Architetta fino in fondo, donna incapace di frenare la sua irragionevole volontà di produrre stupore, di realizzare sogni condivisi, di superare limiti e teorie fino a costruire una personale, personalissima idea di città, fatta pochi luoghi essenziali.

Come nei suoi disegni gentili, delicati ed essenziali, tanto ammirati nel mondo e conservati nella casa di vetro, oggi avviluppata dall’incontrollabile vegetazione e nell’immutata forza razionalista, paulista, oggi catalogati a migliaia da archivisti solerti e preziosi (oltre 7500).

Lina Bo Bardi, SESC Pompéia

Questa è un’altra donna che abbiamo ammirato per l’eleganza, la forza, l’spirazione cristallina e la potenza del gesto, ”Donna Lina” ha costruito dall’altra parte del mondo, la sua precisa idea di estetica.

Ha voluto regalare all’architettura una diversa concezione politica, culturale solo per dare contenuti nuovi ad una pratica antica, per portarci un più lontano, dove l’emozione, la passione e l’amore possono restituirci nuova vita, nuovi colori, un’idea diversa di socialità.

La sua missione è compiuta, ma comunque breve, ha avuto il tempo Lina Bo, di ricordare “la tavola degli orrori”, dove Pietro Maria Bardi ha raccontato sinteticamente la negazione della ricerca, le ha ispirato il tracciato verso l’essenza della progettazione, verso la natura essenziale di quel nuovo mondo, dove ragione e sentimento si re-incontrano nelle forme più pure, quelle uniche che non riusciremo mai a dimenticare.
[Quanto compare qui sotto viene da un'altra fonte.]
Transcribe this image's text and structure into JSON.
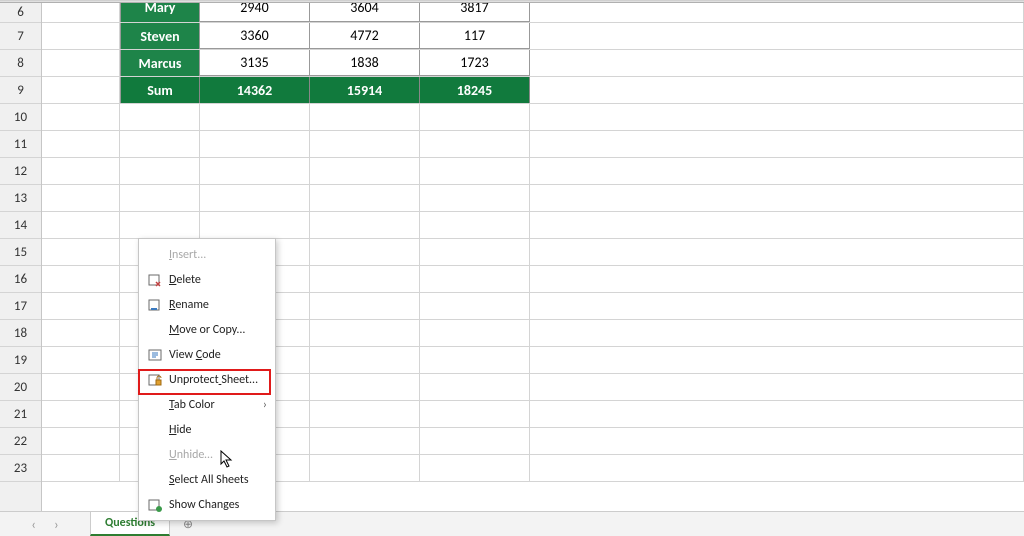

La “Tavola degli orrori” alla Mostra d’Architettura Razionale

Ecco la cosiddetta “Tavola degli Orrori” esposta alla Mostra di Architettura Razionale attualmente aperta alla Galleria di Roma in via Veneto. Nel rimetterci questa fotografia P. M. Bardi, direttore della Galleria stessa, unisce il seguente trafiletto nel quale sono spiegati gli intenti polemici della composizione:

Ad un certo momento del secolo scorso, quando dell’idea architettonica s’era ormai perduto persino l’odore, nacque l’architetto culturalista. Nacque forse nel botteghino d’un rivendugliolo di stampe antiche, da padre eclettico e da madre accomodatutto. Crebbe il piccino con il latte di cento balie, ed alla scuola con le lezioni di cento precettori: aveva il ragazzo da impluteare nella zucca un’enciclopedia di nozioni architettoniche, poiché l’angiolo aveva svelato ai genitori in sogno che il loro parto avrebbe avuto il ruolo, nel secolo, di architetto culturalista.

Conoscere: fu questo il motto che il giovinetto incise nel suo ex-libris. Comporre: fu questo l’impegno ch’egli si assunse di fronte al prossimo. Erigere delle case: fu questo l’incarico che l’attonita borghesia, fiduciosa di lui, affidò al nuovo leone. Giorni memorabili trascorse l’annunciatore in mezzo alle città, con la letizia dell’uffizio adempiuto con quella serietà di propositi che conduce alle soglie del paradiso. Ogni uomo ha nel capo il suo paradiso, composto delle sue preferenze ideali, dei suoi amori, delle sue sottili e godute conquiste morali. E l’architetto culturalista ebbe il suo paradiso: non se ne ebbe mai la chiave di quel limbo misterioso e pochi, pochissimi indagatori riuscirono a penetrare in qualcuna delle camere d’aspetto del complicato labirinto.

La storia del gusto, per suo conto, indagò a più non posso per rivelare quel patetico mondo del tipo assunto ormai alle celebrità incontrovertibili: ma fu tempo perduto. Abbiamo, oggi, noi il privilegio di svelare quel segreto: è andata così: abbiamo ammazzato l’architetto culturalista, gli abbiamo aperto il cranio, ed abbiamo accuratamente ricavato tutto il suo paradiso. Lo abbiamo ricomposto minuziosamente e fotografato, per darne notizia accurata ai nostri lettori. Ecco, finalmente, di che si tratta.